Parents have expressed growing frustration with how the breach has been handled. Jack Ammendolia, parent of a Grade 2 student, voiced concerns about diminishing confidence in school authorities.

“At this point, I think you start to lose confidence in those assurances. It’s been a few times now,” Ammendolia stated. He believes that information about security improvements should be shared transparently with all parents, not just those who have formally reported concerns to privacy officials.
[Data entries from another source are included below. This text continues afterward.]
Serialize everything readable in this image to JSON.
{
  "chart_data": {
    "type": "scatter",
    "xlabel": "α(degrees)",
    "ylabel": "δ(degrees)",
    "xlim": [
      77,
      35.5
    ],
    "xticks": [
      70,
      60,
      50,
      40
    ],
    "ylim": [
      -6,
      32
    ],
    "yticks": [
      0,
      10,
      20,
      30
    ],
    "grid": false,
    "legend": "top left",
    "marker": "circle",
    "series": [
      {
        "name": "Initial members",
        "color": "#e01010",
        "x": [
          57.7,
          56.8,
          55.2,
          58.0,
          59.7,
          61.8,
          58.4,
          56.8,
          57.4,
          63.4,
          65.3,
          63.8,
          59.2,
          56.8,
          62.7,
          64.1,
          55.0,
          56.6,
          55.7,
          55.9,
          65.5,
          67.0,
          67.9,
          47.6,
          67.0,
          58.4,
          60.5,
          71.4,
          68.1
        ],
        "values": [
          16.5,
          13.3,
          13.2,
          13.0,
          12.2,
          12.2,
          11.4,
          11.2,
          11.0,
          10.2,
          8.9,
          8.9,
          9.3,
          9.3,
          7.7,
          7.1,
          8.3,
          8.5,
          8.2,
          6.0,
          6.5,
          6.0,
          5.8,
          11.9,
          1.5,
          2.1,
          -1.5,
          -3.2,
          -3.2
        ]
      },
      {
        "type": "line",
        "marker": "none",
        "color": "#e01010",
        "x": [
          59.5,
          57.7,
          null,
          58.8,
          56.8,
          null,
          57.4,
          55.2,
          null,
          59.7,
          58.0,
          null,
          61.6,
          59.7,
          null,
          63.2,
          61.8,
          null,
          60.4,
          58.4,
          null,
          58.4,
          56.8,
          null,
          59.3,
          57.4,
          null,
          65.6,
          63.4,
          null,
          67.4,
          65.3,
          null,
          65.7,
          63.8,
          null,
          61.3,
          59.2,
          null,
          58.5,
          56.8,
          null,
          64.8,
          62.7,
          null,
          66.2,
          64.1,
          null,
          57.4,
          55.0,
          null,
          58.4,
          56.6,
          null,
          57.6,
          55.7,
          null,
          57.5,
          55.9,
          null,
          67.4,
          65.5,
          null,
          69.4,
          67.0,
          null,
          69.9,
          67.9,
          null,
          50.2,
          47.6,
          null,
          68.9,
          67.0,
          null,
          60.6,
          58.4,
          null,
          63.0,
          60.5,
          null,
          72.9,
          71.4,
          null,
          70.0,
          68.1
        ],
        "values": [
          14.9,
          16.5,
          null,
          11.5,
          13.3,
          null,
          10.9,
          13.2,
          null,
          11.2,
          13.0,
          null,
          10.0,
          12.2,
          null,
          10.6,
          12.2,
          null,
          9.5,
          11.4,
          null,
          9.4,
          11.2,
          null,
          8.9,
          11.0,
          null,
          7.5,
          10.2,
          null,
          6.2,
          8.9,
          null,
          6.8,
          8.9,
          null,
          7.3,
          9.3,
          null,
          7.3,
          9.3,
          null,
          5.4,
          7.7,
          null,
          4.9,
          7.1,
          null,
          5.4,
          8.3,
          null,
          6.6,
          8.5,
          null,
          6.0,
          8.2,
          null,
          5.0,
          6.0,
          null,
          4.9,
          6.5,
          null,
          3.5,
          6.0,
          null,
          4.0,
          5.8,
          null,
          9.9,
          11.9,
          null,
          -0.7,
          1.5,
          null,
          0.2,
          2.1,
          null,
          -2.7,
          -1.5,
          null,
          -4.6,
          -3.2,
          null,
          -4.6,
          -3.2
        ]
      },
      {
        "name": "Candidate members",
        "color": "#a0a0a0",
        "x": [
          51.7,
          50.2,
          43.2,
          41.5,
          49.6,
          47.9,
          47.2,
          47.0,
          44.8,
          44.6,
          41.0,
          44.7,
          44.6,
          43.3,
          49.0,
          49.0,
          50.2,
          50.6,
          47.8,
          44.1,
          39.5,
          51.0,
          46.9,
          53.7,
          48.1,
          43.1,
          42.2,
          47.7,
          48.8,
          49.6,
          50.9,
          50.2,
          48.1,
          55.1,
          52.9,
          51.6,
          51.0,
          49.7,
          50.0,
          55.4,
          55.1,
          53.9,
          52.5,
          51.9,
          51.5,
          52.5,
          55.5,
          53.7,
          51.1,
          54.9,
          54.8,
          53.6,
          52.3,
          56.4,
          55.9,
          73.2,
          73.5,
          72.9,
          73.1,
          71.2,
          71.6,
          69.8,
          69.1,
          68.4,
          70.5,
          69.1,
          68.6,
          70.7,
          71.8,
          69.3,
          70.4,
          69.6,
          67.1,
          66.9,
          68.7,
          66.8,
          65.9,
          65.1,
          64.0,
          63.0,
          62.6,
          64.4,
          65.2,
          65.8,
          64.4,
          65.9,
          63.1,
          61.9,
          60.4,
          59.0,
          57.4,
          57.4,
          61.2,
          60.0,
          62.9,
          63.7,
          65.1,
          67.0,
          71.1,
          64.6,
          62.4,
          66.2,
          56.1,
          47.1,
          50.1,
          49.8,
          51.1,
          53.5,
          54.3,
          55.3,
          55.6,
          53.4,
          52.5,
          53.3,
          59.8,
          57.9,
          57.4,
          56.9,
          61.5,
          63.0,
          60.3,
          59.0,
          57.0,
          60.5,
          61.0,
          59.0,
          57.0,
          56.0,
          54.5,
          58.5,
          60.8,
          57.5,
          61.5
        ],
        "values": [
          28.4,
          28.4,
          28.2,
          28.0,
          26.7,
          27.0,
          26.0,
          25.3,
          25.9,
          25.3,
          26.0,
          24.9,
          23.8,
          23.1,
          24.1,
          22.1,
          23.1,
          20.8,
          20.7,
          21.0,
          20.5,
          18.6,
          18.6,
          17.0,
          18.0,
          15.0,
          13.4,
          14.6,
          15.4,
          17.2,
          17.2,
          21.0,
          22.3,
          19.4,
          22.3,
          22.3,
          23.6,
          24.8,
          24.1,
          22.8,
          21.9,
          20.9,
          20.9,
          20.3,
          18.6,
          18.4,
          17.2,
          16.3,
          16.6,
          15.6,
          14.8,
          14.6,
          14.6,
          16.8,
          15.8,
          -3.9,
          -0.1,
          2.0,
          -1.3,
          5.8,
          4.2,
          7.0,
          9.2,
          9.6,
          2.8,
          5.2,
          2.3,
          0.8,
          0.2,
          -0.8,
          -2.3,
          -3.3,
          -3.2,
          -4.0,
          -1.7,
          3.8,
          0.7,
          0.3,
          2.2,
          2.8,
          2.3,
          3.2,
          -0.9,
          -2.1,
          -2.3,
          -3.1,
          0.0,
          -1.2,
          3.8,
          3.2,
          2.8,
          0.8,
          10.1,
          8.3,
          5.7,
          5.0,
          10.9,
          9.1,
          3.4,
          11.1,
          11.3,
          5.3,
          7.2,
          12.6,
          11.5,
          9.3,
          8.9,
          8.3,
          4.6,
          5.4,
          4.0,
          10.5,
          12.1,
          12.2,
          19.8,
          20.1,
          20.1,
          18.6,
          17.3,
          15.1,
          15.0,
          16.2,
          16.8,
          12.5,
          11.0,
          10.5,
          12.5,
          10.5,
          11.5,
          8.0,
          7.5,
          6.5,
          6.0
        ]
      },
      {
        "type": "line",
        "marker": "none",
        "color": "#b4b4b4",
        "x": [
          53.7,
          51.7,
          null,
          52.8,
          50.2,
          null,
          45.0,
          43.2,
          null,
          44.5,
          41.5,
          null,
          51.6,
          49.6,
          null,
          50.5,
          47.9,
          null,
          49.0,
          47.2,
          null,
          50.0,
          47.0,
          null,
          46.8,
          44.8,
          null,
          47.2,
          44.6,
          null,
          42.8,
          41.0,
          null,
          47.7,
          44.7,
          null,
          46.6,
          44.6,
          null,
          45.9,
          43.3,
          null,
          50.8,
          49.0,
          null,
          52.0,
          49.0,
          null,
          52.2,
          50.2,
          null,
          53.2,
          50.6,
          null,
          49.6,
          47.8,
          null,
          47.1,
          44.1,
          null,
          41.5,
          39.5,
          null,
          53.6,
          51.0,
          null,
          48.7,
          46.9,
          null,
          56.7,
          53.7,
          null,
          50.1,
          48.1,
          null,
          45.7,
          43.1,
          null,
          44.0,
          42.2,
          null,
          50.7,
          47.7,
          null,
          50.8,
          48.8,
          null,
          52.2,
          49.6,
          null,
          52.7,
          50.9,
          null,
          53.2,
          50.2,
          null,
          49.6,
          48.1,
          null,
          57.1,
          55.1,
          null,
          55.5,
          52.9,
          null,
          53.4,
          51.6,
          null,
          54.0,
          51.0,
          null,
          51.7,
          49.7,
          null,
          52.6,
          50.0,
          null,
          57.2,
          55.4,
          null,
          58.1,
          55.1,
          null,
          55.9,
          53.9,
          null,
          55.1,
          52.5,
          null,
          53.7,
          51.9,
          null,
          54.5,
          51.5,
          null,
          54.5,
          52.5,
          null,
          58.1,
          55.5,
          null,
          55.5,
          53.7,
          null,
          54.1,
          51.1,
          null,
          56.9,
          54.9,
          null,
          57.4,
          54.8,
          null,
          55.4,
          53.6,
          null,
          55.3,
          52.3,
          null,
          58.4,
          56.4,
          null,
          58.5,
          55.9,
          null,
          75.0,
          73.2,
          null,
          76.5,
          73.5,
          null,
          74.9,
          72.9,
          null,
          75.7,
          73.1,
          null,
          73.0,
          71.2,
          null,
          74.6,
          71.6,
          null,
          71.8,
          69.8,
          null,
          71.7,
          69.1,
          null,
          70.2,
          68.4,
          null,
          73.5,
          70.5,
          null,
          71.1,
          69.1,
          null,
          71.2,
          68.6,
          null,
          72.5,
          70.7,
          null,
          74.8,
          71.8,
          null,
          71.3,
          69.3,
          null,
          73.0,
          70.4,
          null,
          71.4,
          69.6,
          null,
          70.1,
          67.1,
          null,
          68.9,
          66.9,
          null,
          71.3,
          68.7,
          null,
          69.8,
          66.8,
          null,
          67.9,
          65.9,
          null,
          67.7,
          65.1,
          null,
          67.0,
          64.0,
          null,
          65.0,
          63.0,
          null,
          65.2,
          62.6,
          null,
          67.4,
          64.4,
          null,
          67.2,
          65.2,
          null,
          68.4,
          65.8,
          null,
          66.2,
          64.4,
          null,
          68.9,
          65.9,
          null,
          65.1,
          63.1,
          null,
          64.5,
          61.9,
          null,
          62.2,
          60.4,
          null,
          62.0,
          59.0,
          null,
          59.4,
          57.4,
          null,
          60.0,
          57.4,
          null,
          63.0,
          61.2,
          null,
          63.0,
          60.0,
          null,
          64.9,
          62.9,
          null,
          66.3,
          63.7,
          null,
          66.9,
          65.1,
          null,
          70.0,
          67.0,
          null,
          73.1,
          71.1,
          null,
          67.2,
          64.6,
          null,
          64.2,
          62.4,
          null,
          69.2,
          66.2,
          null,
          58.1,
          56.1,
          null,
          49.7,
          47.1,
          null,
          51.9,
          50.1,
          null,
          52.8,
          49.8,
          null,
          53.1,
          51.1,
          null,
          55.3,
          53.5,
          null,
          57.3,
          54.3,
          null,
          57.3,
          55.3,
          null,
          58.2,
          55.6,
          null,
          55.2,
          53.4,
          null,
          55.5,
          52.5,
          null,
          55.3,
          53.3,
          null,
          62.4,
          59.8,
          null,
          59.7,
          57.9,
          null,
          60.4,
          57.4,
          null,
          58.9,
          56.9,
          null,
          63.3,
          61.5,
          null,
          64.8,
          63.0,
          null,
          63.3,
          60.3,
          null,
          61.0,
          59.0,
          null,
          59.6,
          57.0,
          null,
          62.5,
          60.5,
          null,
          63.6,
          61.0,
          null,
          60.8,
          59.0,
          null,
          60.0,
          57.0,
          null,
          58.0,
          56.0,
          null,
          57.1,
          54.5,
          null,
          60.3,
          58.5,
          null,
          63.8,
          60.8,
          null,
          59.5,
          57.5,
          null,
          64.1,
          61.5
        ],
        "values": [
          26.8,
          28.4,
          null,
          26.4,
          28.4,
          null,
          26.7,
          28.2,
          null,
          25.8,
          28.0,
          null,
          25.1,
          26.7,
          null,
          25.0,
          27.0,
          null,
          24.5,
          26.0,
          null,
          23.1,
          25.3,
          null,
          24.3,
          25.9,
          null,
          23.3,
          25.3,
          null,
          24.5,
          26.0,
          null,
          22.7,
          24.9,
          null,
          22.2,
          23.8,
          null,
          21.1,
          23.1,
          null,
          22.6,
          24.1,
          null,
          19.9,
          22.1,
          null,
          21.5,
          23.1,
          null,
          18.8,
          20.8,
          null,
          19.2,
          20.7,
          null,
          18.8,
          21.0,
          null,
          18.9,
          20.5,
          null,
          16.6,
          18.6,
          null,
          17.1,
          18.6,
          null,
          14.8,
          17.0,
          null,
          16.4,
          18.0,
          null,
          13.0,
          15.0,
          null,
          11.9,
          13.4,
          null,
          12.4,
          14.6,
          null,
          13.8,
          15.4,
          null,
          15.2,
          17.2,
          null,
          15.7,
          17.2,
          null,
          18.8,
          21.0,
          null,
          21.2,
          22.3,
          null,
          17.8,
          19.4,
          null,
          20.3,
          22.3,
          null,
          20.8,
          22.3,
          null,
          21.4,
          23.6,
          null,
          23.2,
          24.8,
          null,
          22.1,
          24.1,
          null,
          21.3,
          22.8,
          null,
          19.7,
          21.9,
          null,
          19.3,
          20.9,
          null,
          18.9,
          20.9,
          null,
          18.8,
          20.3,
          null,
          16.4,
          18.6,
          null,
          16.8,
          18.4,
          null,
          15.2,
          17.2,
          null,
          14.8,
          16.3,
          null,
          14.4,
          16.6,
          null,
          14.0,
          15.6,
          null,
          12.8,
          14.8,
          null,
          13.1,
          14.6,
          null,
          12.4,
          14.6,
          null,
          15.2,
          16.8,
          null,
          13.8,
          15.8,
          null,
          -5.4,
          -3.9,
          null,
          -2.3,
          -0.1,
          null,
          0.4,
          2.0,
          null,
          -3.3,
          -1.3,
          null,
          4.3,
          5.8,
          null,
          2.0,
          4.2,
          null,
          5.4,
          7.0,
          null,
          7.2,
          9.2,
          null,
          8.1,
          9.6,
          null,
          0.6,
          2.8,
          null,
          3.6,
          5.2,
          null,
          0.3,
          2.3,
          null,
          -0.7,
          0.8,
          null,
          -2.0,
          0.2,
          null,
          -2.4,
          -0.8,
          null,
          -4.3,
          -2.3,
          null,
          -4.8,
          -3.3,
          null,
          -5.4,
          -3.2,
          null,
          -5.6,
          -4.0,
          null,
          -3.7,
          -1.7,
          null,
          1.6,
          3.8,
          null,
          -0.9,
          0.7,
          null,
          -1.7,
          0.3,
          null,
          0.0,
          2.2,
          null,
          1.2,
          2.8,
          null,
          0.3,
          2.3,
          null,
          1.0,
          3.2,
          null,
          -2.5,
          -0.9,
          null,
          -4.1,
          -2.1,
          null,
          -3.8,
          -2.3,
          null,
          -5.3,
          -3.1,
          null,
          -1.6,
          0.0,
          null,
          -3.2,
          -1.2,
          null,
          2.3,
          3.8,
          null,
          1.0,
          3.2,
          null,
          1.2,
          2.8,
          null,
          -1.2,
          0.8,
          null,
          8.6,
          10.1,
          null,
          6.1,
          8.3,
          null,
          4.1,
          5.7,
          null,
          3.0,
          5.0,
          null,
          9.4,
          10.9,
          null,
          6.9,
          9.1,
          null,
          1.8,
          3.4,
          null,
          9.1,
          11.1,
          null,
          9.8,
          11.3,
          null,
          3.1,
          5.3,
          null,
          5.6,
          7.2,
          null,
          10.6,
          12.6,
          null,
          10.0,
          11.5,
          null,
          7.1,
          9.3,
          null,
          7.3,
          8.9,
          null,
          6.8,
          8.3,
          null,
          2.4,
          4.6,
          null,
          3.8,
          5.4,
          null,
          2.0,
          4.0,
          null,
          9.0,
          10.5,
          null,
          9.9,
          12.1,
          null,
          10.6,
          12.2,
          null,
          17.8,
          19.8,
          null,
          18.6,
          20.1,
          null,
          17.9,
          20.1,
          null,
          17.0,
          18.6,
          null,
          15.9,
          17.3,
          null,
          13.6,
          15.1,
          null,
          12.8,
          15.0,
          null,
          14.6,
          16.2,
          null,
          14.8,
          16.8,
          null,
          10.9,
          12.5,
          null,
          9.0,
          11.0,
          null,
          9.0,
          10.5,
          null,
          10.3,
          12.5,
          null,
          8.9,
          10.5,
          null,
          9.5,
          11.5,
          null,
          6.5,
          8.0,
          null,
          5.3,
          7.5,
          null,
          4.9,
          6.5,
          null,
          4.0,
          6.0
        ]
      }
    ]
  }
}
Regulatory Response and Investigation

In February, the Canadian privacy watchdog launched a formal investigation into the PowerSchool data breach, signaling increased regulatory scrutiny of data protection practices in educational settings.

TDSB officials continue working closely with:

• PowerSchool security teams
• Law enforcement agencies
• The Privacy Commissioner of Ontario

Lessons for Educational Institutions

This incident serves as a stark reminder of the evolving threats facing schools in an increasingly digital environment. Educational institutions must prioritize:

1. Regular security audits of third-party software providers
2. Multi-factor authentication for all administrative accounts
3. Data minimization practices to reduce sensitive information storage
4. Transparent communication protocols for security incidents
5. Comprehensive incident response plans that don’t rely solely on ransom payments

The Future of School Data Security

As educational institutions increasingly rely on digital systems to manage student information, the TDSB case demonstrates the critical importance of robust security frameworks. Schools must balance the convenience of centralized data management with the responsibility to protect highly sensitive information about vulnerable populations.

The incident highlights why educational institutions need specialized cybersecurity approaches that acknowledge their unique risk profile: they possess valuable personal data but often operate with limited security resources compared to financial or healthcare organizations facing similar threats.

About PowerSchool

PowerSchool is a leading provider of cloud-based software for K-12 education, serving more than 45 million students across over 90 countries. The company’s products include student information systems, learning management tools, and assessment platforms designed specifically for educational environments. Founded in 1997 and headquartered in Folsom, California, PowerSchool became a publicly traded company in 2021. The company has acquired numerous education technology providers over the past decade to expand its service offerings across the education sector.